Chapter 25, Problem 97P

(a)

To determine

The relationship between $\Delta \theta$, the angular separation of the two sources, and $\beta$, the angular separation of the two images.

Answer to Problem 97P

The relationship between $\Delta \theta$, the angular separation of the two sources, and $\beta$, the angular separation of the two images is $\underset{\_}{\sin \Delta \theta =n\sin \beta }$.

Explanation of Solution

The Snell’s law can be used to relate the angular separation of the twos sources and the angular separation

By Snell’s the ray 1 passes into the eye without deviation.

Apply Snell’s law for the ray 2.

  $n_{\text{air}}\sin \Delta \theta =n\sin \beta$                                                                                                     (I)

Here, $n_{\text{air}}$ is the refractive index of air, and $n$ is the refractive index of the vitreous fluid.

Since the refractive index of air is $1.00$, the equation (I) can be reduced to,

  $\sin \Delta \theta =n\sin \beta$

Conclusion:

Therefore, the relationship between $\Delta \theta$, the angular separation of the two sources, and $\beta$, the angular separation of the two images is $\underset{\_}{\sin \Delta \theta =n\sin \beta }$.

(b)

To determine

To show that the relation $\sin \beta \ge \sin \varphi$ when $\beta \ge \varphi$, is equivalent to the Rayleigh’s criterion $a\sin \Delta \theta \ge 1.22{\lambda }_0$.

Answer to Problem 97P

The relation $\sin \beta \ge \sin \varphi$ when $\beta \ge \varphi$, is equivalent to the Rayleigh’s criterion $a\sin \Delta \theta \ge 1.22{\lambda }_0$.

Explanation of Solution

Write the expression for the Rayleigh’s criterion.

  $a\sin \Delta \theta \ge 1.22{\lambda }_0$                                                                                                    (II)

Here, $a$ is the diameter of the circular aperture.

Solve equation (V) for $\sin \Delta \theta$.

  $\sin \Delta \theta \ge \frac{1.22{\lambda }_0}{a}$                                                                                                      (III)

Divide equation (VI) by $n$.

  $\frac{\sin \Delta \theta }{n}\ge \frac{1.22{\lambda }_0}{an}$                                                                                                     (IV)

Write relationship between $\Delta \theta$, the angular separation of the two sources, and $\beta$, the angular separation of the two images.

  $\sin \Delta \theta =n\sin \beta$                                                                                                     (V)

Solve equation (II) for $\sin \beta$.

  $\sin \beta =\frac{\sin \Delta \theta }{n}$                                                                                                     (VI)
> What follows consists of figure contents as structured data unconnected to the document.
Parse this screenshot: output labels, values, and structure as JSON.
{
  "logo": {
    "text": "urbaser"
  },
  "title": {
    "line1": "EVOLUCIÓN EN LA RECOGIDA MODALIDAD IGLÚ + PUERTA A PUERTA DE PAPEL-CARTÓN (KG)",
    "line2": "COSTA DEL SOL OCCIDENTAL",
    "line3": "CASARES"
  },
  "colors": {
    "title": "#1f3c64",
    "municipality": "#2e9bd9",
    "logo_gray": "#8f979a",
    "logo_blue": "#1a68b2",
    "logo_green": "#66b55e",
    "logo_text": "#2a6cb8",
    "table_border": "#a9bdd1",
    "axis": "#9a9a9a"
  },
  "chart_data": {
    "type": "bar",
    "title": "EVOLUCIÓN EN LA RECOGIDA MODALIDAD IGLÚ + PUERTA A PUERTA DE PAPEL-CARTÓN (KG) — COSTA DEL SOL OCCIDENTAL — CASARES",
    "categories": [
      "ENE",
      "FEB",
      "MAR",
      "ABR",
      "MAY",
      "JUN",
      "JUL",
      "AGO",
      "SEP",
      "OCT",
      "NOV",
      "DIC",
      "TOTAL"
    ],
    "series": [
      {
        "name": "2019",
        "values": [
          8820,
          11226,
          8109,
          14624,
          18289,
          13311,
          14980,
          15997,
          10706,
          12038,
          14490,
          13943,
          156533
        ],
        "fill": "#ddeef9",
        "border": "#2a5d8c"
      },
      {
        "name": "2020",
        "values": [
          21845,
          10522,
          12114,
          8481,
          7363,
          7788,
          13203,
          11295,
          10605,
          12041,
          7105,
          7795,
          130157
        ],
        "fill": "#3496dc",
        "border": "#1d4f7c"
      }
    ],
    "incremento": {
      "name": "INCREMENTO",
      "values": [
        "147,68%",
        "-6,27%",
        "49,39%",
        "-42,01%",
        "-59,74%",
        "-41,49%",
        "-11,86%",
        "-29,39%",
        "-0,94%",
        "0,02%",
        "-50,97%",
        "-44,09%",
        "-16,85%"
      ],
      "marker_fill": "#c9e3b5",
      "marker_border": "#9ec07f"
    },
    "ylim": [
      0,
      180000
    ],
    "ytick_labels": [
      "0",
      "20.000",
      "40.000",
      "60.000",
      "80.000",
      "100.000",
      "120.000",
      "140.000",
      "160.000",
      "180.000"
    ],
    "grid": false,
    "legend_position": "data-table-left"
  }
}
Use equation (VI) in (IV).

  $\sin \beta \ge \frac{1.22{\lambda }_0}{an}$                                                                                                     (VII)

Write the expression for determining the location of the first minimum of the diffraction pattern in the eye.

  $a\sin \varphi =1.22\lambda$                                                                                                    (VIII)

Here, $\lambda$ is the wavelength of light in the vitreous fluid.

Write the expression for the wavelength of the light in the vitreous fluid.

  $\lambda =\frac{{\lambda }_0}{n}$                                                                                                                  (IX)

Here, and ${\lambda }_0$ is the wavelength of light in vacuum.

Use equation (IX) in (VIII) and solve for $\sin \varphi$.

  $\begin{array}{l}a\sin \varphi =1.22\frac{{\lambda }_0}{n}\\ \sin \varphi =\frac{1.22{\lambda }_0}{na}\end{array}$                                                                                                     (X)

Use equation (X) in (VII).

  $\sin \beta \ge \sin \varphi$                                                                                                         (XI)

The deduction of the equation (XI) from (II) shows that the relation $\sin \beta \ge \sin \varphi$ when $\beta \ge \varphi$, is equivalent to the Rayleigh’s criterion $a\sin \Delta \theta \ge 1.22{\lambda }_0$.

Conclusion:

Therefore, the relation $\sin \beta \ge \sin \varphi$ when $\beta \ge \varphi$, is equivalent to the Rayleigh’s criterion $a\sin \Delta \theta \ge 1.22{\lambda }_0$.